Author: Angelique Arde
Date Published: 13 Jul 2014
The Ombud for Financial Services Providers has handed down another ruling against financial planner Michal Calitz of Impact Financial Consultants in Bellville.
Calitz earned R8.4 million in so-called share profits from the Relative Value Arbitrage Fund (RVAF), which purported to be a hedge fund but was, in fact, a scam.
The RVAF collapsed after its architect, Herman Pretorius, shot himself in July 2012. The fund is in liquidation, and its trustees have indicated that some, if not all, investor funds have been lost.
Both of Bam’s rulings against Calitz are the result of complaints by clients who invested in the RVAF on his advice.
The latest ruling states that, acting on Calitz’s advice, Robert Whitfield-Jones invested two amounts in the RVAF: R350 000 in March 2009 and R250 000 in February 2012. The money for both investments came from Whitfield-Jones’s unit trust fund investments.
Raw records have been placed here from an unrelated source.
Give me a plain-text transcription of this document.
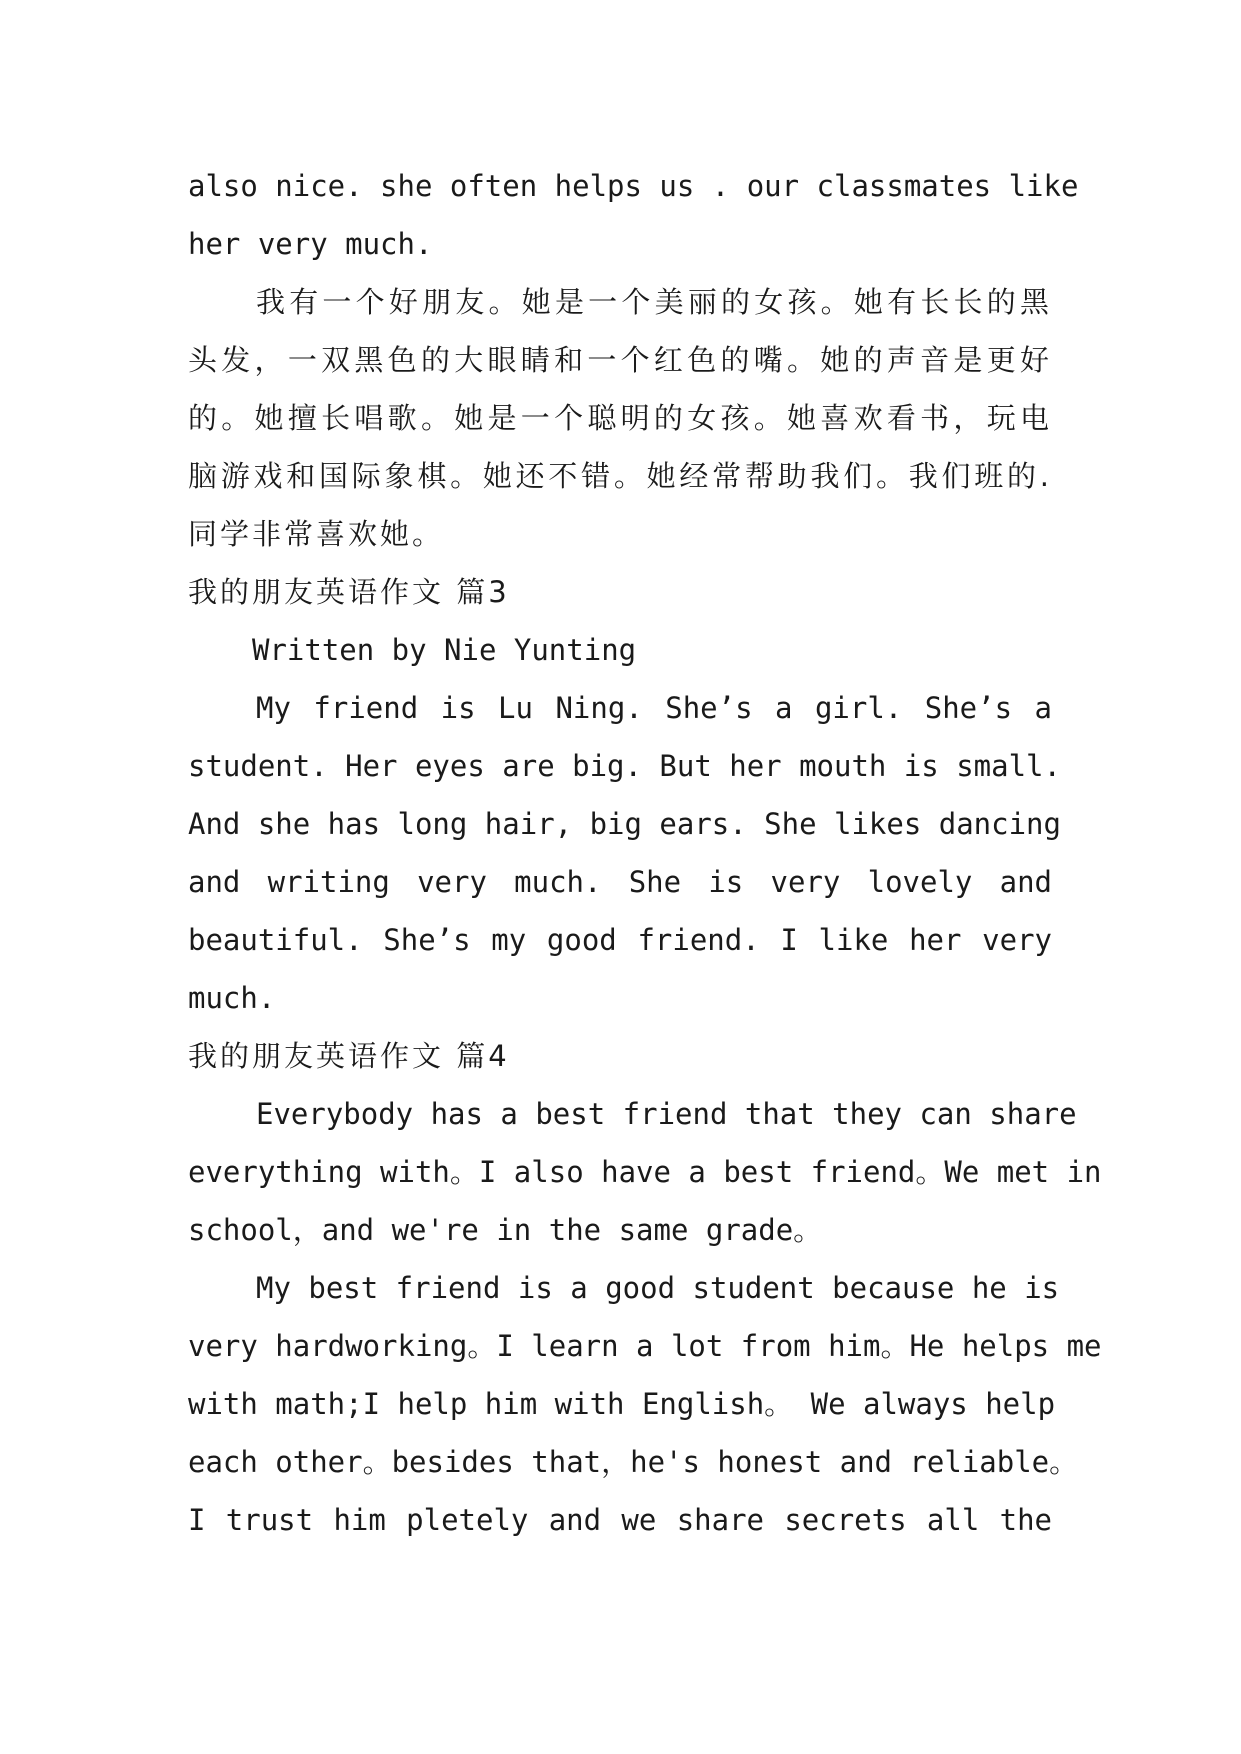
also nice. she often helps us . our classmates like
her very much.
我有一个好朋友。她是一个美丽的女孩。她有长长的黑
头发，一双黑色的大眼睛和一个红色的嘴。她的声音是更好
的。她擅长唱歌。她是一个聪明的女孩。她喜欢看书，玩电
脑游戏和国际象棋。她还不错。她经常帮助我们。我们班的.
同学非常喜欢她。
我的朋友英语作文 篇3
Written by Nie Yunting
My friend is Lu Ning. She’s a girl. She’s a
student. Her eyes are big. But her mouth is small.
And she has long hair, big ears. She likes dancing
and writing very much. She is very lovely and
beautiful. She’s my good friend. I like her very
much.
我的朋友英语作文 篇4
Everybody has a best friend that they can share
everything with。I also have a best friend。We met in
school，and we're in the same grade。
My best friend is a good student because he is
very hardworking。I learn a lot from him。He helps me
with math;I help him with English。 We always help
each other。besides that，he's honest and reliable。
I trust him pletely and we share secrets all the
Calitz told his client that he could earn a better return if he invested in the RVAF.
Whitfield-Jones says he knew nothing about the risks associated with investing in a hedge fund and trusted Calitz to render the best advice, particularly because they had a relationship that went back several decades.
Holding Calitz accountable for his loss of R600 000, Whitfield-Jones turned to Bam for compensation.
In her determination, Bam refers to her previous ruling against Calitz in which she found that, “on the objective evidence, he could not have conducted even the most basic due diligences on the RVAF”.
The issues pertain to Calitz’s failure to understand the RVAF and the risks to which he exposed his clients when he advised them to invest in it, she says.
“Quite simply, no adviser would have recommended this product as a suitable component of any investment portfolio had they exercised the required due skill, care and diligence,” Bam says.
Whitfield-Jones, as a client of a registered financial adviser, relied on Calitz’s advice when he made the investment. When rendering financial services to clients, the financial services provider is required to act in accordance with the Financial Advisory and Intermediary Services Act and its code of conduct. Calitz failed in this regard, Bam says.
She ordered him and his company, jointly and severally, to pay Whitfield-Jones R600 000.
Calitz holds a postgraduate diploma in financial planning and has the Certified Financial Planner accreditation. He is a member of the Financial Planning Institute (FPI), which has its own code of conduct.
The FPI has yet to discipline any of its members who advised clients to invest in the RVAF. In October 2013, the FPI said it was expecting to hold disciplinary hearings in December. The outcomes of the disciplinary hearings would be published once the appeal period had expired. But to date no outcomes have been published. Personal Finance has had no response to questions put to the FPI’s legal and compliance services manager.